ABC

Kemarahan Picu Resiko Serangan Jantung 8x Lebih Tinggi

Sebuah penelitian di Australia menemukan, resiko serangan jantung delapan kali lebih tinggi dalam dua jam setelah seseorang marah.

Ketua tim peneliti, Dr Thomas Buckley dari Universitas Sydney dan Rumah Sakit Royal North Shore mengatakan, penelitian itu, yang meneliti bagaimana pemicu emosional menempatkan manusia pada resiko, menemukan bahwa perdebatan dalam keluarga; marah sewaktu di jalan dan pekerjaaan merupakan faktor-faktor umum.

"Penelitian ini menegaskan bahwa benar-benar ada risiko antara kemarahan tingkat tinggi, respon emosional akut itu, dengan peningkatan resiko terkena serangan jantung," jelas Dr. Thomas.

Penelitian ini menggunakan skala 1-7 dan menemukan, kemarahan di tingkat lima atau lebih tinggi sungguh berbahaya, contohnya: mengepalkan tinju kemarahan ketimbang merasa sebal atau terganggu.

Penelitian terbaru menemukan bahwa kemarahan meningkatkan resiko serangan jantung. (Foto: iStockPhoto)

Orang masih beresiko selama sekitar dua jam setelah ia marah, kata Dr Thomas.

"Kami tahu bahwa kemarahan dapat menyebabkan gejala fisik seperti peningkatan denyut jantung dan tekanan darah yang meningkat," ungkapnya.

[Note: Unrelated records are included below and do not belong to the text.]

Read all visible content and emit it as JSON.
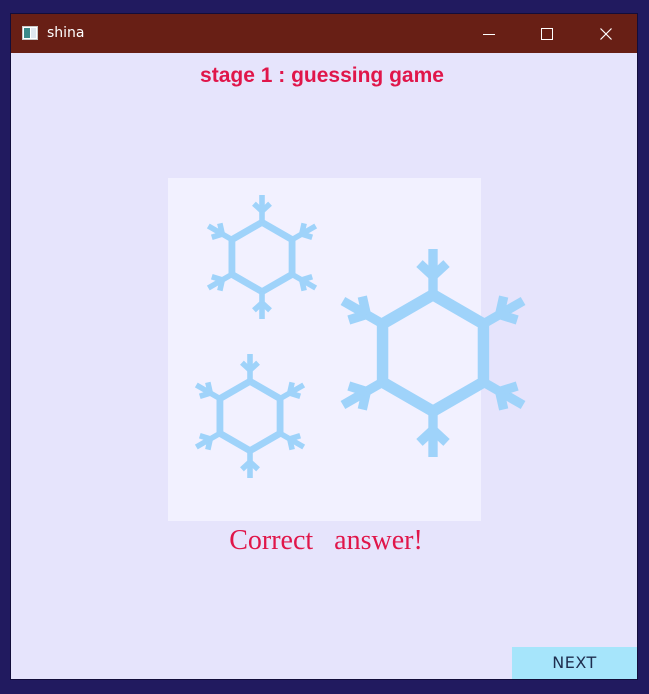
{
  "window": {
    "title": "shina",
    "app_icon": "window-app-icon",
    "controls": {
      "minimize_icon": "minimize-icon",
      "maximize_icon": "maximize-icon",
      "close_icon": "close-icon"
    },
    "titlebar_color": "#681f15"
  },
  "game": {
    "stage_title": "stage 1 : guessing game",
    "result_text": "Correct   answer!",
    "next_label": "NEXT",
    "picture": {
      "description_icon": "snowflake-icon",
      "snowflake_count": 3
    }
  },
  "colors": {
    "accent_text": "#e0164a",
    "background": "#e6e4fc",
    "card": "#f2f1ff",
    "snowflake": "#9fd3fa",
    "next_button": "#a6e5fb"
  }
}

Ia menerangkan, "Tapi kami juga tahu, dari studi berbasis laboratorium, bahwa kemarahan juga menginduksi perubahan inflamasi dalam tubuh dan perubahan darah yang berkaitan dengan pembekuan, perubahan koagulasi.”

Kebanyakan serangan jantung terkait dengan kemarahan, dalam penelitian ini, disebabkan oleh perdebatan dalam keluarga atau dengan orang lain. Kemarahan akibat mengemudi dan bekerja juga merupakan faktor.

Penelitian Dr Thomas meneliti kasus ratusan orang yang dirawat di Rumah Sakit Royal North Shore, Sydney.

"Dalam sampel itu, 2,2% pasien memiliki kemarahan tingkat tinggi. Jika kami ekstrapolasi seluruh jumlah serangan jantung yang terjadi di Australia per tahun, itu akan sama dengan 1.100 orang mengalami serangan jantung yang dipicu kemarahan," jelasnya.

Tetapi bagi mereka yang rentan marah, ada saran untuk membantu meminimalkan resiko kesehatan.

"Kami menemukan bahwa banyak kemarahan berkaitan dengan hubungan interpersonal atau gangguan komunikasi dengan orang lain, dan jika itu terjadi secara teratur, mungkin dalam lingkungan kerja, dan sebagainya, maka belajar untuk menjadi tegas mungkin akan menjadi cara yang berguna untuk membantu meringankan kemarahan dengan tingkat yang membuat Anda menjadi lebih berisiko,” terang Dr Thomas.

Ia juga merekomendasikan orang untuk menyadari pemicu kemarahan mereka dan mencoba untuk mengendalikan pikiran mereka dalam situasi emosional.

Penelitian ini telah dipublikasikan dalam ‘Jurnal Jantung Eropa’.